The California State University Board of Trustees has ratified a labor contract providing pay raises for thousands of faculty members.
“I am pleased the trustees ratified this agreement,” CSU Chancellor Timothy White said. “Investing in our faculty is an investment in our students’ learning and discovery environment, enabling student achievement and degree completion.”
Members of the California Faculty Association earlier this month overwhelmingly approved the proposed contract, which includes 10.5 percent pay raises over three years.
“This agreement is an important step toward normalizing salaries for public state university faculty,” CFA President Jennifer Eagan said. “CSU faculty are in the classrooms, facilitating student learning and achievement, which is the whole point of a public university. We must protect university teaching as a solid middle-class profession that lets us support our families while we deliver high-quality education to our students.”
Union officials said 97 percent of union members who voted cast ballots in favor of the contract proposal.
Under the agreement, faculty will receive a 5 percent raise effective June 30, followed quickly by a 2 percent increase on July 1 and another 3.5 percent on July 1, 2017.
Faculty eligible for a years-of-service increase will receive another 2.65 percent boost in year three of the agreement. The agreement also includes a doubling of the vesting period for retiree health benefits for new employees, from five to 10 years, and increases salary boosts for faculty who are promoted.
The proposed agreement was reached last month, just days before the union was scheduled to begin a five-day systemwide faculty strike.

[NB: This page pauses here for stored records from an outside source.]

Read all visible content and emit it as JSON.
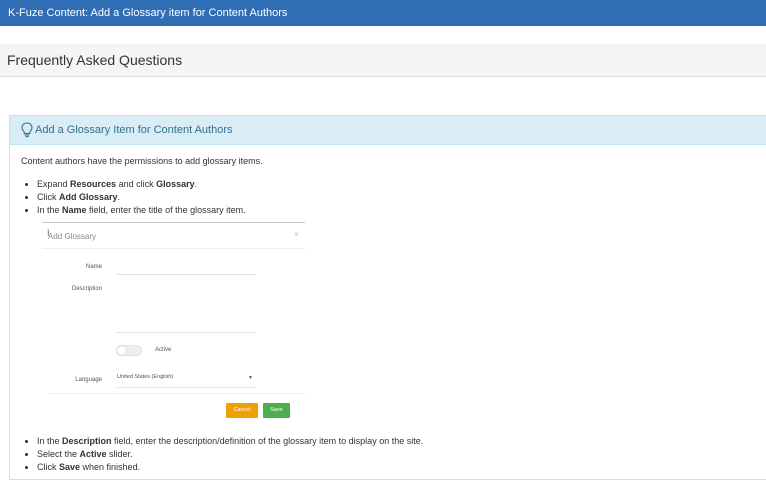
{
  "topbar": {
    "title": "K-Fuze Content: Add a Glossary item for Content Authors"
  },
  "faq": {
    "title": "Frequently Asked Questions"
  },
  "panel": {
    "title": "Add a Glossary Item for Content Authors",
    "intro": "Content authors have the permissions to add glossary items.",
    "steps_before": [
      {
        "pre": "Expand ",
        "b1": "Resources",
        "mid": " and click ",
        "b2": "Glossary",
        "post": "."
      },
      {
        "pre": "Click ",
        "b1": "Add Glossary",
        "mid": "",
        "b2": "",
        "post": "."
      },
      {
        "pre": "In the ",
        "b1": "Name",
        "mid": " field, enter the title of the glossary item.",
        "b2": "",
        "post": ""
      }
    ],
    "steps_after": [
      {
        "pre": "In the ",
        "b1": "Description",
        "mid": " field, enter the description/definition of the glossary item to display on the site.",
        "b2": "",
        "post": ""
      },
      {
        "pre": "Select the ",
        "b1": "Active",
        "mid": " slider.",
        "b2": "",
        "post": ""
      },
      {
        "pre": "Click ",
        "b1": "Save",
        "mid": " when finished.",
        "b2": "",
        "post": ""
      }
    ]
  },
  "dialog": {
    "title": "Add Glossary",
    "close": "×",
    "name_label": "Name",
    "description_label": "Description",
    "active_label": "Active",
    "language_label": "Language",
    "language_value": "United States (English)",
    "cancel_label": "Cancel",
    "save_label": "Save"
  },
  "colors": {
    "topbar": "#2f6db5",
    "panel_heading": "#d9edf7",
    "panel_title": "#31708f",
    "cancel": "#f0a000",
    "save": "#4cae4c"
  }
}
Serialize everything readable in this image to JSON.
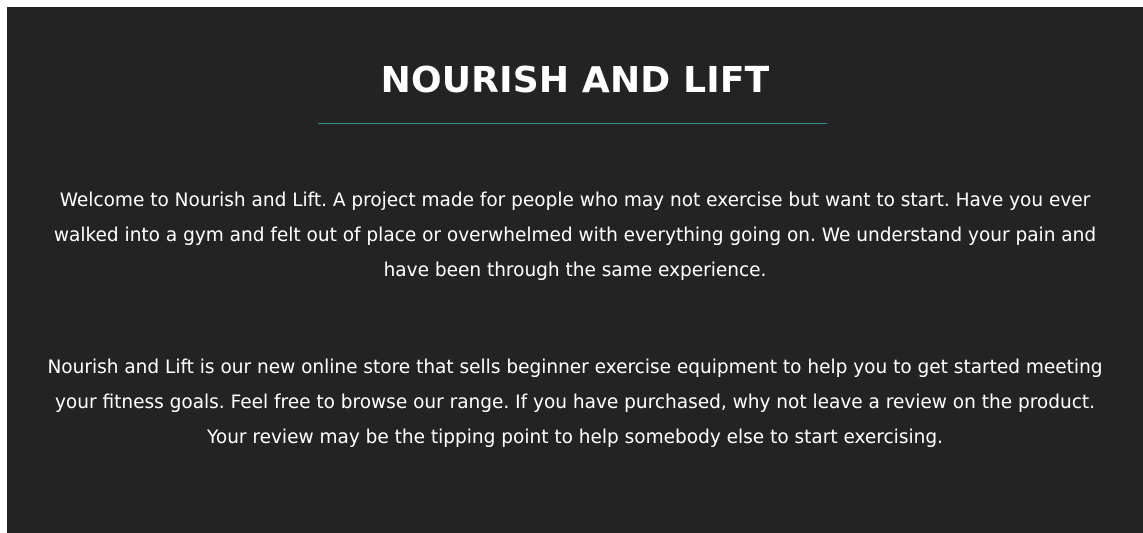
{
  "header": {
    "title": "NOURISH AND LIFT"
  },
  "main": {
    "paragraphs": [
      "Welcome to Nourish and Lift. A project made for people who may not exercise but want to start. Have you ever walked into a gym and felt out of place or overwhelmed with everything going on. We understand your pain and have been through the same experience.",
      "Nourish and Lift is our new online store that sells beginner exercise equipment to help you to get started meeting your fitness goals. Feel free to browse our range. If you have purchased, why not leave a review on the product. Your review may be the tipping point to help somebody else to start exercising."
    ]
  },
  "colors": {
    "background": "#232323",
    "text": "#ffffff",
    "divider": "#2f8f97"
  }
}
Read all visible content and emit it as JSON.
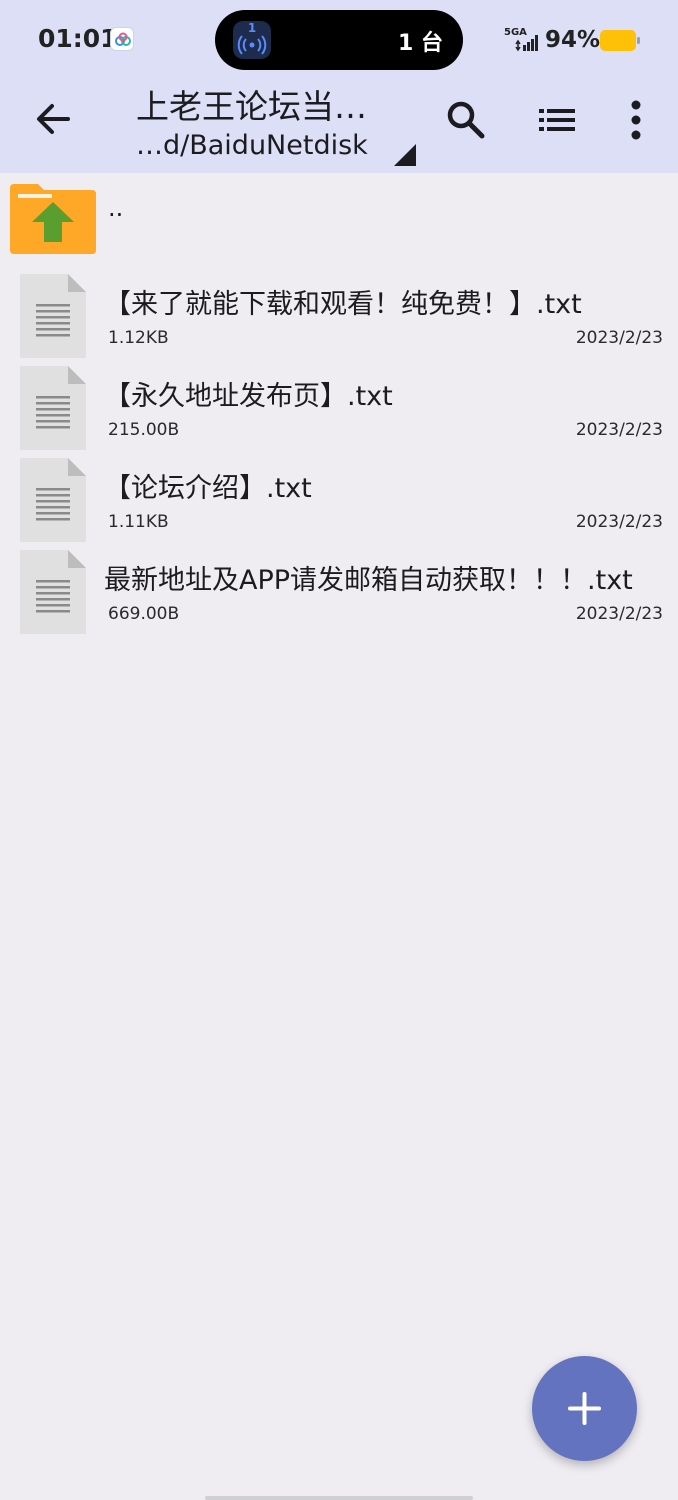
{
  "status_bar": {
    "time": "01:01",
    "pill_badge": "1",
    "pill_count": "1 台",
    "network": "5GA",
    "battery": "94%"
  },
  "toolbar": {
    "title": "上老王论坛当…",
    "path": "…d/BaiduNetdisk"
  },
  "parent_dir": {
    "label": ".."
  },
  "files": [
    {
      "name": "【来了就能下载和观看！纯免费！】.txt",
      "size": "1.12KB",
      "date": "2023/2/23"
    },
    {
      "name": "【永久地址发布页】.txt",
      "size": "215.00B",
      "date": "2023/2/23"
    },
    {
      "name": "【论坛介绍】.txt",
      "size": "1.11KB",
      "date": "2023/2/23"
    },
    {
      "name": "最新地址及APP请发邮箱自动获取！！！.txt",
      "size": "669.00B",
      "date": "2023/2/23"
    }
  ],
  "colors": {
    "header_bg": "#dcdff6",
    "body_bg": "#efedf2",
    "fab": "#6473bf",
    "folder": "#ffa726",
    "arrow": "#5a9e2f",
    "battery": "#ffc107"
  }
}
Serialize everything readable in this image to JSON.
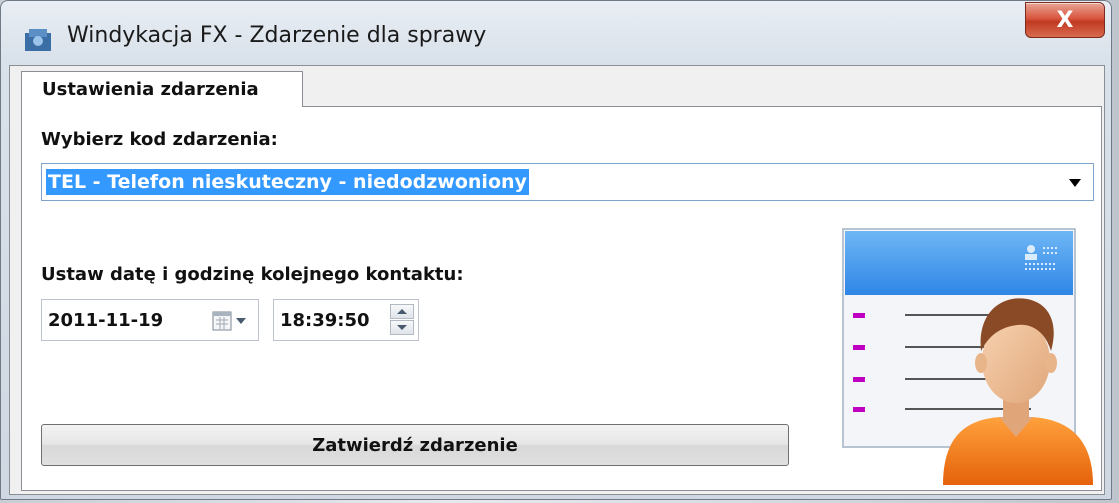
{
  "window": {
    "title": "Windykacja FX - Zdarzenie dla sprawy",
    "close_label": "X"
  },
  "tabs": [
    {
      "label": "Ustawienia zdarzenia",
      "active": true
    }
  ],
  "event_code": {
    "label": "Wybierz kod zdarzenia:",
    "selected_value": "TEL - Telefon nieskuteczny - niedodzwoniony"
  },
  "next_contact": {
    "label": "Ustaw datę i godzinę kolejnego kontaktu:",
    "date": "2011-11-19",
    "time": "18:39:50"
  },
  "submit_button": {
    "label": "Zatwierdź zdarzenie"
  },
  "colors": {
    "selection_highlight": "#3399ff",
    "close_button": "#c03a22",
    "card_header": "#2f86e6",
    "bullet_magenta": "#c000c0",
    "person_shirt": "#f07a10"
  },
  "icons": {
    "app": "app-icon",
    "calendar": "calendar-icon",
    "dropdown": "chevron-down-icon",
    "illustration": "contact-card-person-icon"
  }
}
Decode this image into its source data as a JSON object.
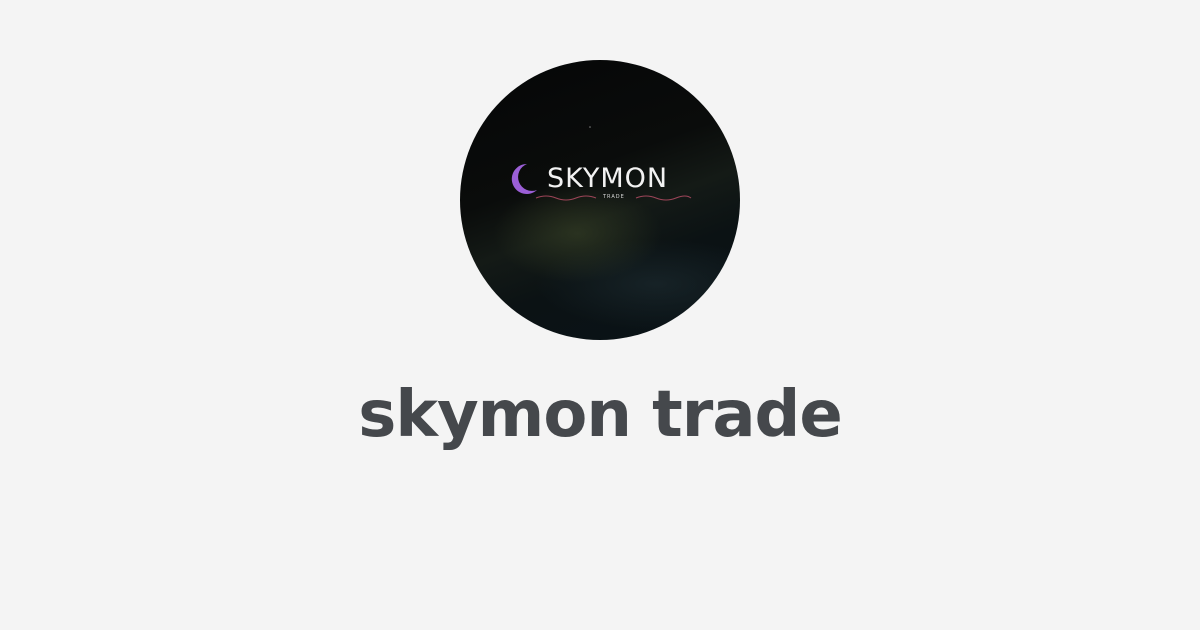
{
  "profile": {
    "name": "skymon trade",
    "avatar": {
      "icon": "skymon-trade-logo",
      "logo_text": "SKYMON",
      "logo_subtext": "TRADE"
    }
  },
  "colors": {
    "background": "#f4f4f4",
    "title": "#45484c",
    "crescent": "#9b5fd6",
    "wave_accent": "#c0506a"
  }
}
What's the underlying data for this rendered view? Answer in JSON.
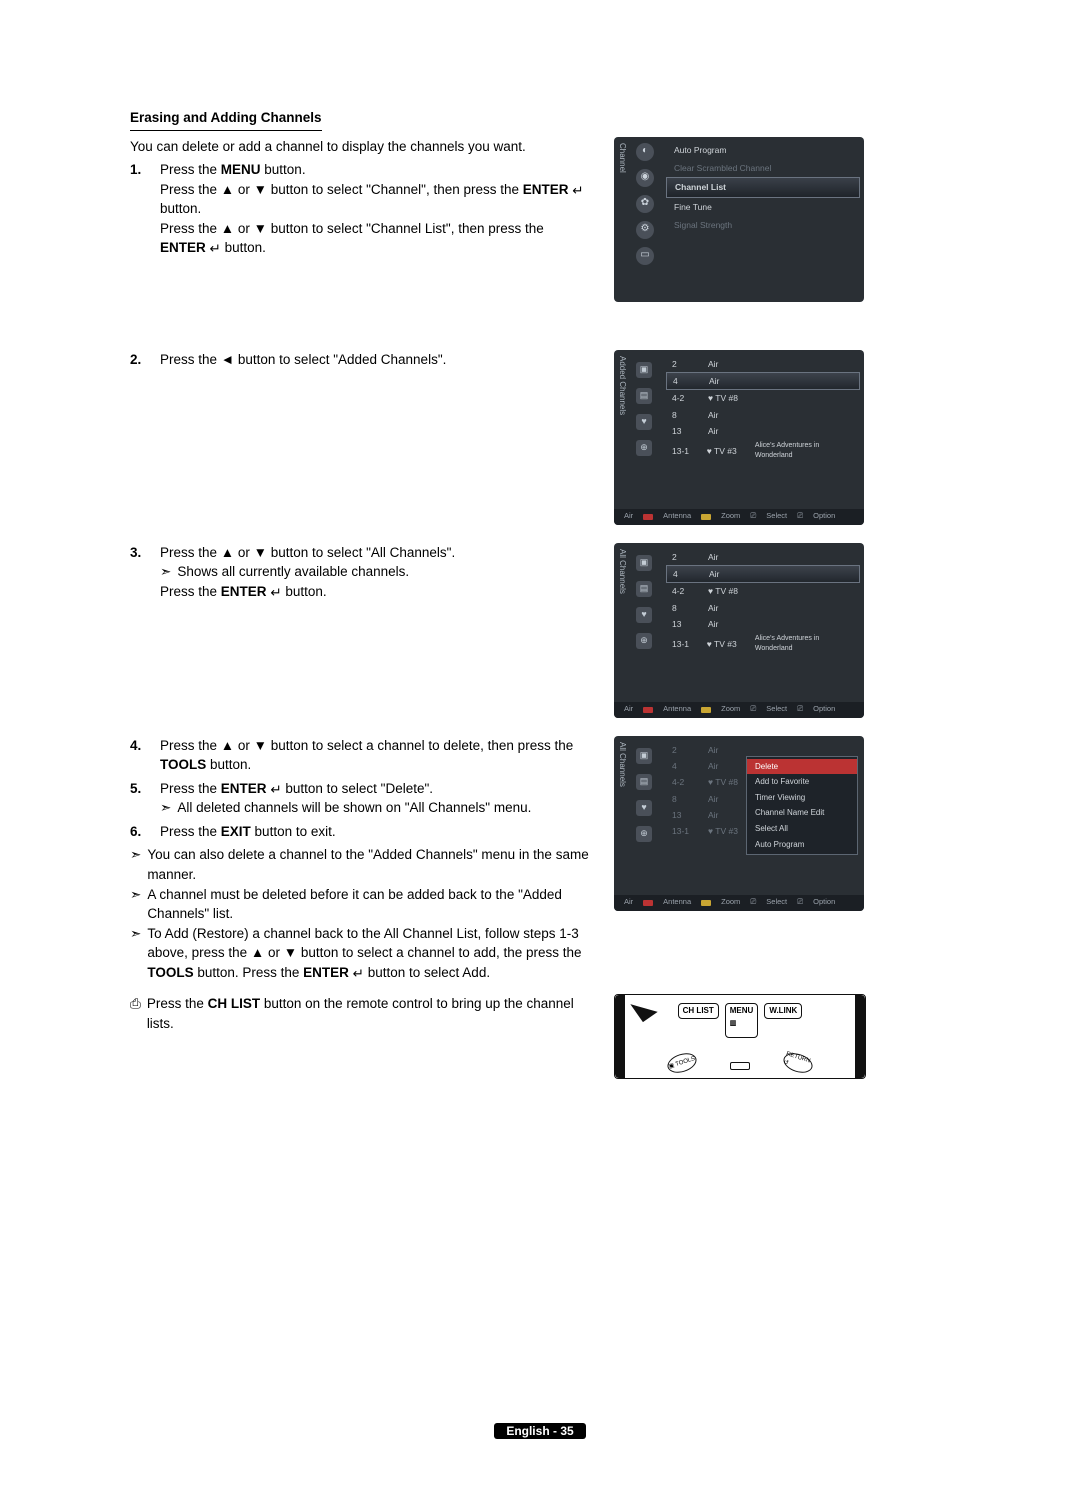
{
  "heading": "Erasing and Adding Channels",
  "intro": "You can delete or add a channel to display the channels you want.",
  "steps": {
    "s1": {
      "num": "1.",
      "l1a": "Press the ",
      "menu": "MENU",
      "l1b": " button.",
      "l2a": "Press the ▲ or ▼ button to select \"Channel\", then press the ",
      "enter": "ENTER",
      "l2b": " button.",
      "l3a": "Press the ▲ or ▼ button to select \"Channel List\", then press the ",
      "l3b": " button."
    },
    "s2": {
      "num": "2.",
      "text": "Press the ◄ button to select \"Added Channels\"."
    },
    "s3": {
      "num": "3.",
      "l1": "Press the ▲ or ▼ button to select \"All Channels\".",
      "note": "Shows all currently available channels.",
      "l2a": "Press the ",
      "l2b": " button."
    },
    "s4": {
      "num": "4.",
      "l1a": "Press the ▲ or ▼ button to select a channel to delete, then press the ",
      "tools": "TOOLS",
      "l1b": " button."
    },
    "s5": {
      "num": "5.",
      "l1a": "Press the ",
      "l1b": " button to select \"Delete\".",
      "note": "All deleted channels will be shown on \"All Channels\" menu."
    },
    "s6": {
      "num": "6.",
      "l1a": "Press the ",
      "exit": "EXIT",
      "l1b": " button to exit."
    },
    "noteA": "You can also delete a channel to the \"Added Channels\" menu in the same manner.",
    "noteB": "A channel must be deleted before it can be added back to the \"Added Channels\" list.",
    "noteC_a": "To Add (Restore) a channel back to the All Channel List, follow steps 1-3 above, press the ▲ or ▼ button to select a channel to add, the press the ",
    "noteC_b": " button. Press the ",
    "noteC_c": " button to select Add.",
    "kb_a": "Press the ",
    "kb_btn": "CH LIST",
    "kb_b": " button on the remote control to bring up the channel lists."
  },
  "screen1": {
    "side": "Channel",
    "items": [
      "Auto Program",
      "Clear Scrambled Channel",
      "Channel List",
      "Fine Tune",
      "Signal Strength"
    ]
  },
  "screen2": {
    "side": "Added Channels",
    "rows": [
      {
        "ch": "2",
        "ty": "Air",
        "name": ""
      },
      {
        "ch": "4",
        "ty": "Air",
        "name": ""
      },
      {
        "ch": "4-2",
        "ty": "♥ TV #8",
        "name": ""
      },
      {
        "ch": "8",
        "ty": "Air",
        "name": ""
      },
      {
        "ch": "13",
        "ty": "Air",
        "name": ""
      },
      {
        "ch": "13-1",
        "ty": "♥ TV #3",
        "name": "Alice's Adventures in Wonderland"
      }
    ]
  },
  "screen3": {
    "side": "All Channels"
  },
  "screen4": {
    "side": "All Channels",
    "popup": [
      "Delete",
      "Add to Favorite",
      "Timer Viewing",
      "Channel Name Edit",
      "Select All",
      "Auto Program"
    ]
  },
  "footerbar": {
    "a": "Air",
    "ant": "Antenna",
    "zoom": "Zoom",
    "sel": "Select",
    "opt": "Option"
  },
  "remote": {
    "chlist": "CH LIST",
    "menu": "MENU",
    "wlink": "W.LINK",
    "tools": "TOOLS",
    "return": "RETURN"
  },
  "footer": "English - 35"
}
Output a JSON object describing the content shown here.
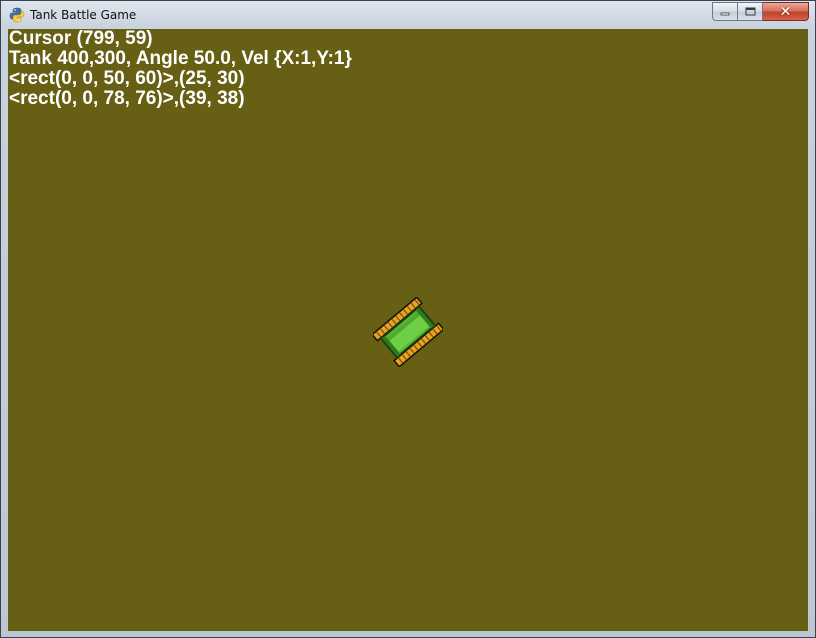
{
  "window": {
    "title": "Tank Battle Game",
    "icon": "python-icon",
    "buttons": {
      "minimize": "minimize-icon",
      "maximize": "maximize-icon",
      "close": "close-icon"
    }
  },
  "game": {
    "background_color": "#665f14",
    "hud": {
      "cursor_line": "Cursor (799, 59)",
      "tank_line": "Tank 400,300, Angle 50.0, Vel {X:1,Y:1}",
      "rect_line_1": "<rect(0, 0, 50, 60)>,(25, 30)",
      "rect_line_2": "<rect(0, 0, 78, 76)>,(39, 38)"
    },
    "tank": {
      "angle": 50.0,
      "body_color": "#52b832",
      "track_color": "#e0a020"
    }
  }
}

The university and CFA had been at loggerheads for a year, with the CFA calling for a 5 percent salary increase, and the CSU countering with a 2 percent hike, insisting there was no more money available for salaries.
White has said the university will be able to afford the increases thanks to the timing of the raises. He noted that the CSU had already budgeted the 2 percent salary increase for the past fiscal year, but that money was never spent due to the labor dispute. The university also previously planned for another increase in the 2016-17 fiscal year.
White said that funding “coupled with a few other small adjustments” will free up the needed funds. He estimated that the salary and benefit increases included in the deal would cost the CSU about $200 million over the life of the contract.
The CFA represents about 26,000 CSU faculty members.